Santa Ynez Stakes
- Class: Listed
- Location: Santa Anita Park Arcadia, California, United States
- Inaugurated: 1952
- Race type: Thoroughbred – Flat racing
- Website: Santa Anita Park

Race information
- Distance: 7 furlongs
- Surface: Dirt
- Track: left-handed
- Qualification: Three-year-old fillies
- Weight: 124 lbs with allowances
- Purse: US$100,000 (since 2024)
- Bonuses: Road to the Kentucky Oaks qualification points

= Santa Ynez Stakes =

Annual horserace in Arcadia, California, United States

The Santa Ynez Stakes is a Listed American thoroughbred horse race for three-year-old fillies over a distance of seven furlongs on the dirt track held annually in early January at Santa Anita Park in Arcadia, California, USA. The event currently offers a purse of US$100,000.

==History==

The event was named after the location and landmarks in Southern California, known as Santa Ynez in the Santa Ynez Valley and the Santa Ynez Mountains in Santa Barbara County. Santa Ynez is Spanish for the virgin martyr Saint Agnes.

The inaugural running of the event was on New Year's Day in 1952 over a distance of six furlongs and was won the C. Ralph West trained coupled entry of Last Greetings and Asiatic. Last Greetings was ridden by US Hall of Fame jockey Eddie Arcaro won by 2 1/2 lengths over A Gleam with long shot Season's Best was three lengths further back in third. While Last Greetings won one more event in her career, A Gleam had a phenomenal season setting a Hollywood Park Racetrack record winning five straight stakes races in 1952.

For the 1952–53 Winter Meeting at Santa Anita the event was held as a two-year-old fillies event on the last day of December in 1952. Hence the event was not held in the 1953 calendar year. In 1954 the distance of the event was extended to 7 furlongs. In 1956 the distance of the event was reverted to six furlongs.
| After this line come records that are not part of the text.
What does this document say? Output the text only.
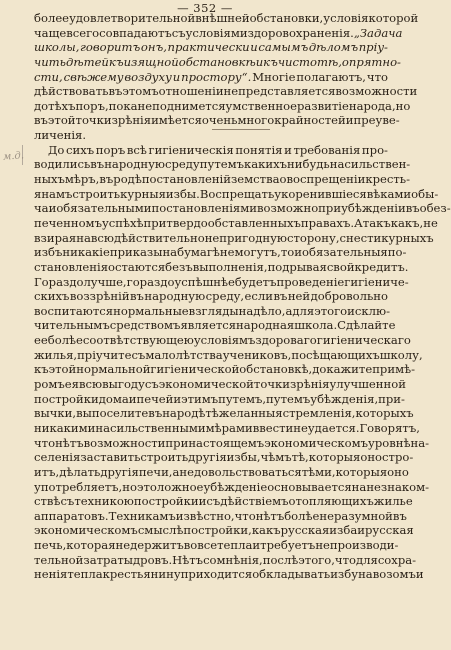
— 352 —
м.д.
более удовлетворительной внѣшней обстановки, условія которой
чаще всего совпадаютъ съ условіями здоровохраненія. „Задача
школы, говоритъ онъ, практически и самымъ дѣломъ пріу-
чить дѣтей къ изящной обстановкѣ и къ чистотѣ, опрятно-
сти, свѣжему воздуху и простору“. Многіе полагаютъ, что
дѣйствовать въ этомъ отношеніи не представляется возможности
до тѣхъ поръ, пока не поднимется умственное развитіе народа, но
въ этой точки зрѣнія имѣется очень много крайностей и преуве-
личенія.
До сихъ поръ всѣ гигіеническія понятія и требованія про-
водились въ народную среду путемъ какихъ нибудь насильствен-
ныхъ мѣръ, въ родѣ постановленій земства о воспрещеніи кресть-
янамъ строить курныя избы. Воспрещать укоренившіеся вѣками обы-
чаи обязательными постановленіями возможно при убѣжденіи въ обез-
печенномъ успѣхѣ при твердо обставленныхъ правахъ. А такъ какъ, не
взирая на всю дѣйствительно непригодную сторону, снести курныхъ
избъ никакіе приказы на бумагѣ не могутъ, то и обязательныя по-
становленія остаются безъ выполненія, подрывая свой кредитъ.
Гораздо лучше, гораздо успѣшнѣе будетъ проведеніе гигіениче-
скихъ воззрѣній въ народную среду, если въ ней добровольно
воспитаются нормальные взгляды на дѣло, а для этого исклю-
чительнымъ средствомъ является народная школа. Сдѣлайте
ее болѣе соотвѣтствующею условіямъ здороваго гигіеническаго
жилья, пріучите съ малолѣтства учениковъ, посѣщающихъ школу,
къ этой нормальной гигіенической обстановкѣ, докажите примѣ-
ромъ ея всю выгоду съ экономической точки зрѣнія улучшенной
постройки дома и печей и этимъ путемъ, путемъ убѣжденія, при-
вычки, вы поселите въ народѣ тѣ желанныя стремленія, которыхъ
никакими насильственными мѣрами ввести не удается. Говорятъ,
что нѣтъ возможности при настоящемъ экономическомъ уровнѣ на-
селенія заставить строить другія избы, чѣмъ тѣ, которыя оно стро-
итъ, дѣлать другія печи, а не довольствоваться тѣми, которыя оно
употребляетъ, но это ложное убѣжденіе основывается на незнаком-
ствѣ съ техникою постройки и съ дѣйствіемъ отопляющихъ жилье
аппаратовъ. Техникамъ извѣстно, что нѣтъ болѣе неразумной въ
экономическомъ смыслѣ постройки, какъ русская изба и русская
печь, которая не держитъ вовсе тепла и требуетъ непроизводи-
тельной затраты дровъ. Нѣтъ сомнѣнія, послѣ этого, что для сохра-
ненія тепла крестьянину приходится обкладывать избу навозомъ и
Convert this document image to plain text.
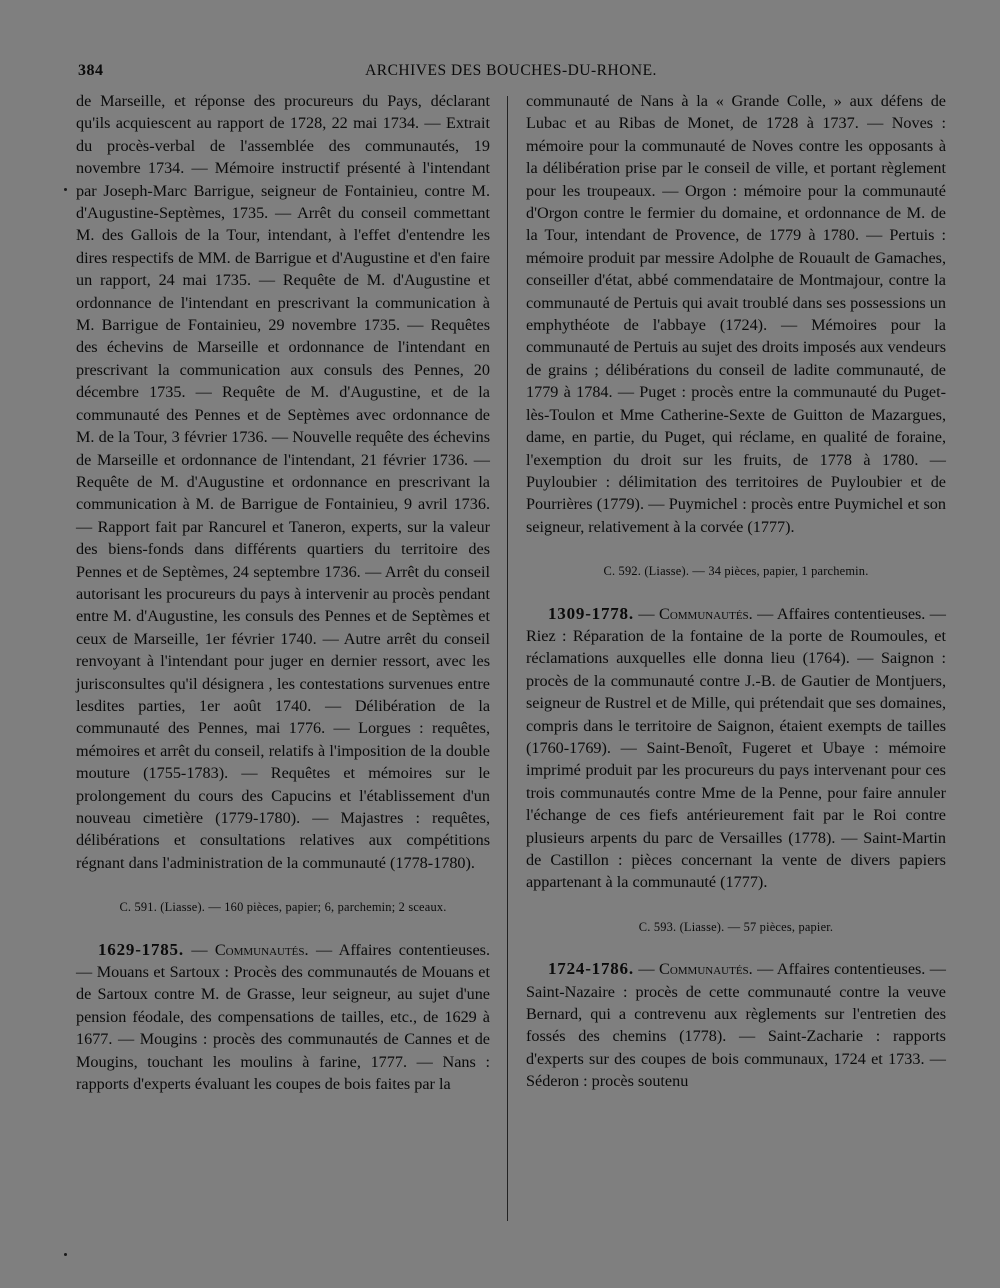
384	ARCHIVES DES BOUCHES-DU-RHONE.

de Marseille, et réponse des procureurs du Pays, déclarant qu'ils acquiescent au rapport de 1728, 22 mai 1734. — Extrait du procès-verbal de l'assemblée des communautés, 19 novembre 1734. — Mémoire instructif présenté à l'intendant par Joseph-Marc Barrigue, seigneur de Fontainieu, contre M. d'Augustine-Septèmes, 1735. — Arrêt du conseil commettant M. des Gallois de la Tour, intendant, à l'effet d'entendre les dires respectifs de MM. de Barrigue et d'Augustine et d'en faire un rapport, 24 mai 1735. — Requête de M. d'Augustine et ordonnance de l'intendant en prescrivant la communication à M. Barrigue de Fontainieu, 29 novembre 1735. — Requêtes des échevins de Marseille et ordonnance de l'intendant en prescrivant la communication aux consuls des Pennes, 20 décembre 1735. — Requête de M. d'Augustine, et de la communauté des Pennes et de Septèmes avec ordonnance de M. de la Tour, 3 février 1736. — Nouvelle requête des échevins de Marseille et ordonnance de l'intendant, 21 février 1736. — Requête de M. d'Augustine et ordonnance en prescrivant la communication à M. de Barrigue de Fontainieu, 9 avril 1736. — Rapport fait par Rancurel et Taneron, experts, sur la valeur des biens-fonds dans différents quartiers du territoire des Pennes et de Septèmes, 24 septembre 1736. — Arrêt du conseil autorisant les procureurs du pays à intervenir au procès pendant entre M. d'Augustine, les consuls des Pennes et de Septèmes et ceux de Marseille, 1er février 1740. — Autre arrêt du conseil renvoyant à l'intendant pour juger en dernier ressort, avec les jurisconsultes qu'il désignera , les contestations survenues entre lesdites parties, 1er août 1740. — Délibération de la communauté des Pennes, mai 1776. — Lorgues : requêtes, mémoires et arrêt du conseil, relatifs à l'imposition de la double mouture (1755-1783). — Requêtes et mémoires sur le prolongement du cours des Capucins et l'établissement d'un nouveau cimetière (1779-1780). — Majastres : requêtes, délibérations et consultations relatives aux compétitions régnant dans l'administration de la communauté (1778-1780).

C. 591. (Liasse). — 160 pièces, papier; 6, parchemin; 2 sceaux.

1629-1785. — Communautés. — Affaires contentieuses. — Mouans et Sartoux : Procès des communautés de Mouans et de Sartoux contre M. de Grasse, leur seigneur, au sujet d'une pension féodale, des compensations de tailles, etc., de 1629 à 1677. — Mougins : procès des communautés de Cannes et de Mougins, touchant les moulins à farine, 1777. — Nans : rapports d'experts évaluant les coupes de bois faites par la

communauté de Nans à la « Grande Colle, » aux défens de Lubac et au Ribas de Monet, de 1728 à 1737. — Noves : mémoire pour la communauté de Noves contre les opposants à la délibération prise par le conseil de ville, et portant règlement pour les troupeaux. — Orgon : mémoire pour la communauté d'Orgon contre le fermier du domaine, et ordonnance de M. de la Tour, intendant de Provence, de 1779 à 1780. — Pertuis : mémoire produit par messire Adolphe de Rouault de Gamaches, conseiller d'état, abbé commendataire de Montmajour, contre la communauté de Pertuis qui avait troublé dans ses possessions un emphythéote de l'abbaye (1724). — Mémoires pour la communauté de Pertuis au sujet des droits imposés aux vendeurs de grains ; délibérations du conseil de ladite communauté, de 1779 à 1784. — Puget : procès entre la communauté du Puget-lès-Toulon et Mme Catherine-Sexte de Guitton de Mazargues, dame, en partie, du Puget, qui réclame, en qualité de foraine, l'exemption du droit sur les fruits, de 1778 à 1780. — Puyloubier : délimitation des territoires de Puyloubier et de Pourrières (1779). — Puymichel : procès entre Puymichel et son seigneur, relativement à la corvée (1777).

C. 592. (Liasse). — 34 pièces, papier, 1 parchemin.

1309-1778. — Communautés. — Affaires contentieuses. — Riez : Réparation de la fontaine de la porte de Roumoules, et réclamations auxquelles elle donna lieu (1764). — Saignon : procès de la communauté contre J.-B. de Gautier de Montjuers, seigneur de Rustrel et de Mille, qui prétendait que ses domaines, compris dans le territoire de Saignon, étaient exempts de tailles (1760-1769). — Saint-Benoît, Fugeret et Ubaye : mémoire imprimé produit par les procureurs du pays intervenant pour ces trois communautés contre Mme de la Penne, pour faire annuler l'échange de ces fiefs antérieurement fait par le Roi contre plusieurs arpents du parc de Versailles (1778). — Saint-Martin de Castillon : pièces concernant la vente de divers papiers appartenant à la communauté (1777).

C. 593. (Liasse). — 57 pièces, papier.

1724-1786. — Communautés. — Affaires contentieuses. — Saint-Nazaire : procès de cette communauté contre la veuve Bernard, qui a contrevenu aux règlements sur l'entretien des fossés des chemins (1778). — Saint-Zacharie : rapports d'experts sur des coupes de bois communaux, 1724 et 1733. — Séderon : procès soutenu
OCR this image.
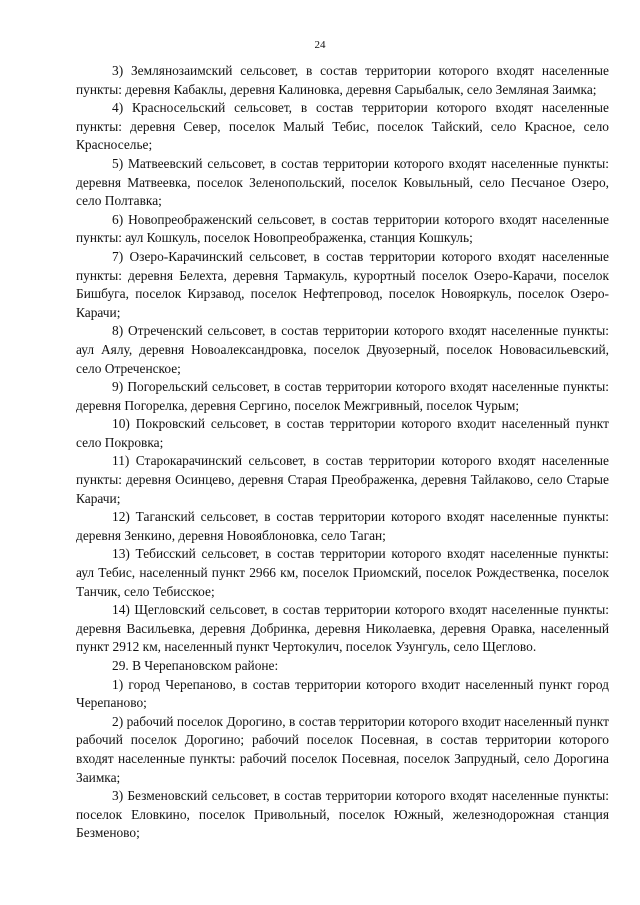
24

3) Землянозаимский сельсовет, в состав территории которого входят населенные пункты: деревня Кабаклы, деревня Калиновка, деревня Сарыбалык, село Земляная Заимка;

4) Красносельский сельсовет, в состав территории которого входят населенные пункты: деревня Север, поселок Малый Тебис, поселок Тайский, село Красное, село Красноселье;

5) Матвеевский сельсовет, в состав территории которого входят населенные пункты: деревня Матвеевка, поселок Зеленопольский, поселок Ковыльный, село Песчаное Озеро, село Полтавка;

6) Новопреображенский сельсовет, в состав территории которого входят населенные пункты: аул Кошкуль, поселок Новопреображенка, станция Кошкуль;

7) Озеро-Карачинский сельсовет, в состав территории которого входят населенные пункты: деревня Белехта, деревня Тармакуль, курортный поселок Озеро-Карачи, поселок Бишбуга, поселок Кирзавод, поселок Нефтепровод, поселок Новояркуль, поселок Озеро-Карачи;

8) Отреченский сельсовет, в состав территории которого входят населенные пункты: аул Аялу, деревня Новоалександровка, поселок Двуозерный, поселок Нововасильевский, село Отреченское;

9) Погорельский сельсовет, в состав территории которого входят населенные пункты: деревня Погорелка, деревня Сергино, поселок Межгривный, поселок Чурым;

10) Покровский сельсовет, в состав территории которого входит населенный пункт село Покровка;

11) Старокарачинский сельсовет, в состав территории которого входят населенные пункты: деревня Осинцево, деревня Старая Преображенка, деревня Тайлаково, село Старые Карачи;

12) Таганский сельсовет, в состав территории которого входят населенные пункты: деревня Зенкино, деревня Новояблоновка, село Таган;

13) Тебисский сельсовет, в состав территории которого входят населенные пункты: аул Тебис, населенный пункт 2966 км, поселок Приомский, поселок Рождественка, поселок Танчик, село Тебисское;

14) Щегловский сельсовет, в состав территории которого входят населенные пункты: деревня Васильевка, деревня Добринка, деревня Николаевка, деревня Оравка, населенный пункт 2912 км, населенный пункт Чертокулич, поселок Узунгуль, село Щеглово.

29. В Черепановском районе:

1) город Черепаново, в состав территории которого входит населенный пункт город Черепаново;

2) рабочий поселок Дорогино, в состав территории которого входит населенный пункт рабочий поселок Дорогино; рабочий поселок Посевная, в состав территории которого входят населенные пункты: рабочий поселок Посевная, поселок Запрудный, село Дорогина Заимка;

3) Безменовский сельсовет, в состав территории которого входят населенные пункты: поселок Еловкино, поселок Привольный, поселок Южный, железнодорожная станция Безменово;
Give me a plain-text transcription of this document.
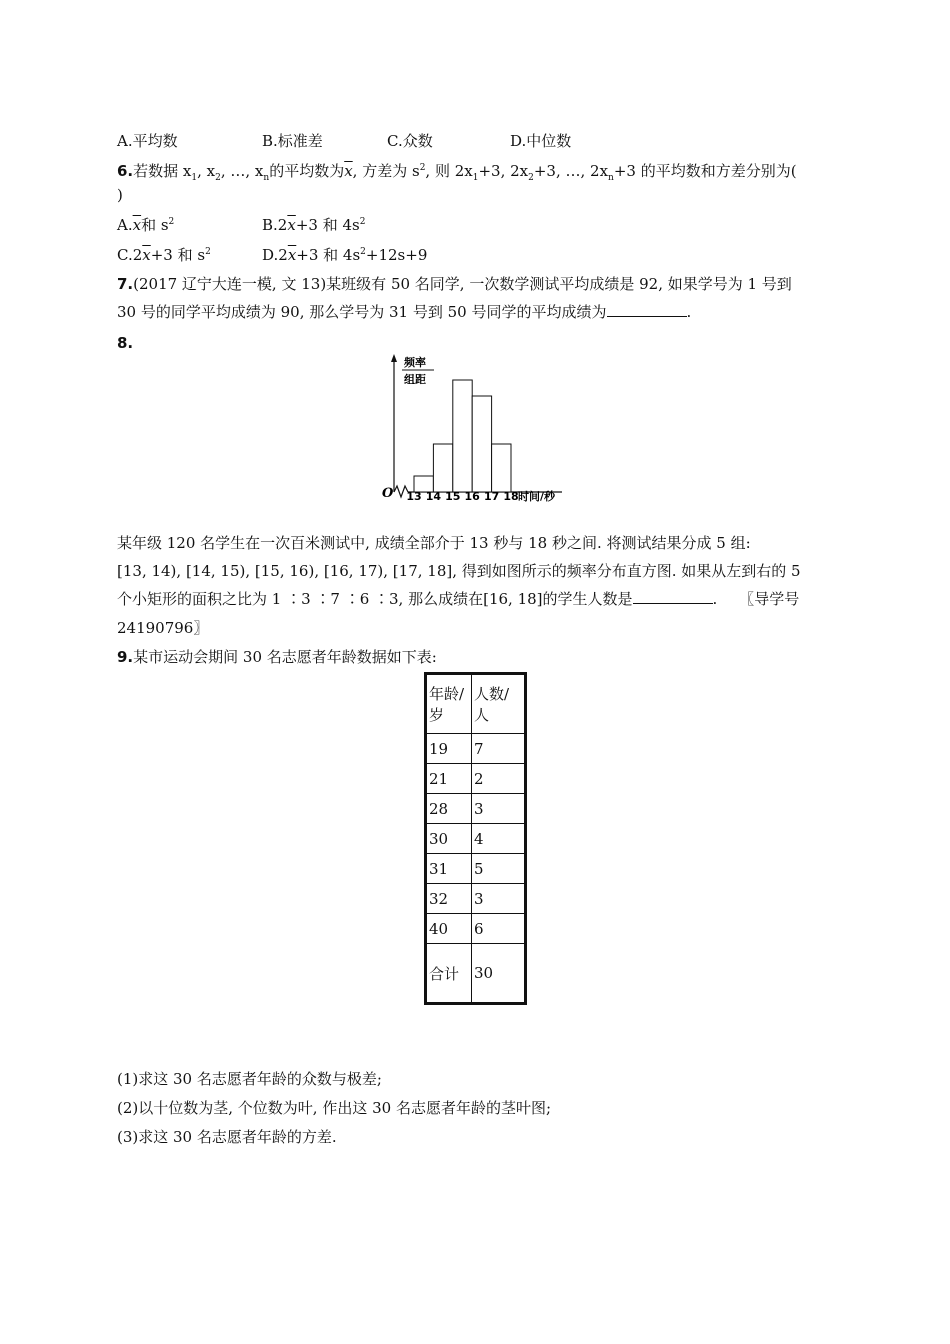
A.平均数	B.标准差	C.众数	D.中位数
6.若数据 $x_1$, $x_2$, …, $x_n$的平均数为$\overline{x}$, 方差为 $s^2$, 则 $2x_1+3$, $2x_2+3$, …, $2x_n+3$ 的平均数和方差分别为(
)
$A.\overline{x}$和 $s^2$	$B.2\overline{x}+3$ 和 $4s^2$
$C.2\overline{x}+3$ 和 $s^2$	$D.2\overline{x}+3$ 和 $4s^2+12s+9$
7.(2017 辽宁大连一模, 文 13)某班级有 50 名同学, 一次数学测试平均成绩是 92, 如果学号为 1 号到
30 号的同学平均成绩为 90, 那么学号为 31 号到 50 号同学的平均成绩为	.
8.
13 14 15 16 17 18
频率
组距
O	时间/秒
某年级 120 名学生在一次百米测试中, 成绩全部介于 13 秒与 18 秒之间. 将测试结果分成 5 组:
[13, 14), [14, 15), [15, 16), [16, 17), [17, 18], 得到如图所示的频率分布直方图. 如果从左到右的 5
个小矩形的面积之比为 1 ∶3 ∶7 ∶6 ∶3, 那么成绩在[16, 18]的学生人数是	. 〖导学号
24190796〗
9.某市运动会期间 30 名志愿者年龄数据如下表:
年龄/岁	人数/人
19	7
21	2
28	3
30	4
31	5
32	3
40	6
合计	30
(1)求这 30 名志愿者年龄的众数与极差;
(2)以十位数为茎, 个位数为叶, 作出这 30 名志愿者年龄的茎叶图;
(3)求这 30 名志愿者年龄的方差.
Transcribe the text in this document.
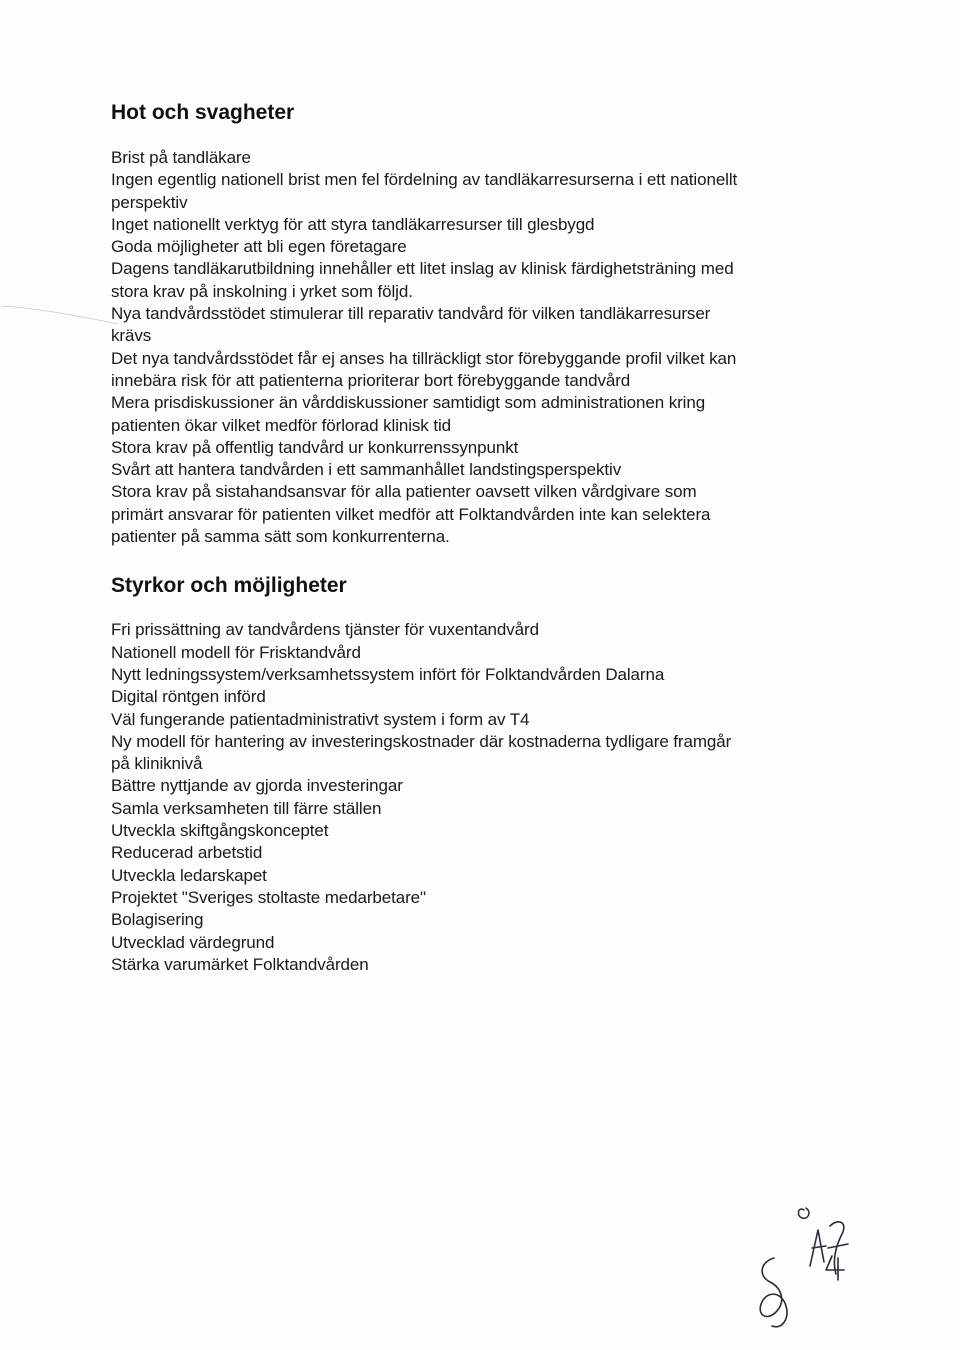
Hot och svagheter
Brist på tandläkare
Ingen egentlig nationell brist men fel fördelning av tandläkarresurserna i ett nationellt
perspektiv
Inget nationellt verktyg för att styra tandläkarresurser till glesbygd
Goda möjligheter att bli egen företagare
Dagens tandläkarutbildning innehåller ett litet inslag av klinisk färdighetsträning med
stora krav på inskolning i yrket som följd.
Nya tandvårdsstödet stimulerar till reparativ tandvård för vilken tandläkarresurser
krävs
Det nya tandvårdsstödet får ej anses ha tillräckligt stor förebyggande profil vilket kan
innebära risk för att patienterna prioriterar bort förebyggande tandvård
Mera prisdiskussioner än vårddiskussioner samtidigt som administrationen kring
patienten ökar vilket medför förlorad klinisk tid
Stora krav på offentlig tandvård ur konkurrenssynpunkt
Svårt att hantera tandvården i ett sammanhållet landstingsperspektiv
Stora krav på sistahandsansvar för alla patienter oavsett vilken vårdgivare som
primärt ansvarar för patienten vilket medför att Folktandvården inte kan selektera
patienter på samma sätt som konkurrenterna.
Styrkor och möjligheter
Fri prissättning av tandvårdens tjänster för vuxentandvård
Nationell modell för Frisktandvård
Nytt ledningssystem/verksamhetssystem infört för Folktandvården Dalarna
Digital röntgen införd
Väl fungerande patientadministrativt system i form av T4
Ny modell för hantering av investeringskostnader där kostnaderna tydligare framgår
på kliniknivå
Bättre nyttjande av gjorda investeringar
Samla verksamheten till färre ställen
Utveckla skiftgångskonceptet
Reducerad arbetstid
Utveckla ledarskapet
Projektet "Sveriges stoltaste medarbetare"
Bolagisering
Utvecklad värdegrund
Stärka varumärket Folktandvården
The last running of the event at the six furlongs distance was in 1957 and was won by the 2/5 short priced favorite Sully's Trial who completed a six race winning streak.

In 1958 the distance was increased to 6 1/2 furlongs and was run at this distance for nine years. Of the notable winners during this period include the 1959 winner Silver Spoon who would be the first filly to win the Santa Ynez–Santa Susana Stakes (now Santa Anita Oaks) double as well as the Santa Anita Derby and run fifth in the 1959 Kentucky Derby to winner Tomy Lee. Silver Spoon would be voted as Thoroughbred Racing Association's U.S. Champion Three-Year-Old Filly. The 1964 winner Face The Facts, even money favorite, won by a stakes record 10 1/2 lengths and equaled the track record for the 6 1/2 furlongs distance. The winning margin continues to be the stakes record margin to date. In 1967 the event's distance was increased to seven furlongs and was run at this distance until 2012.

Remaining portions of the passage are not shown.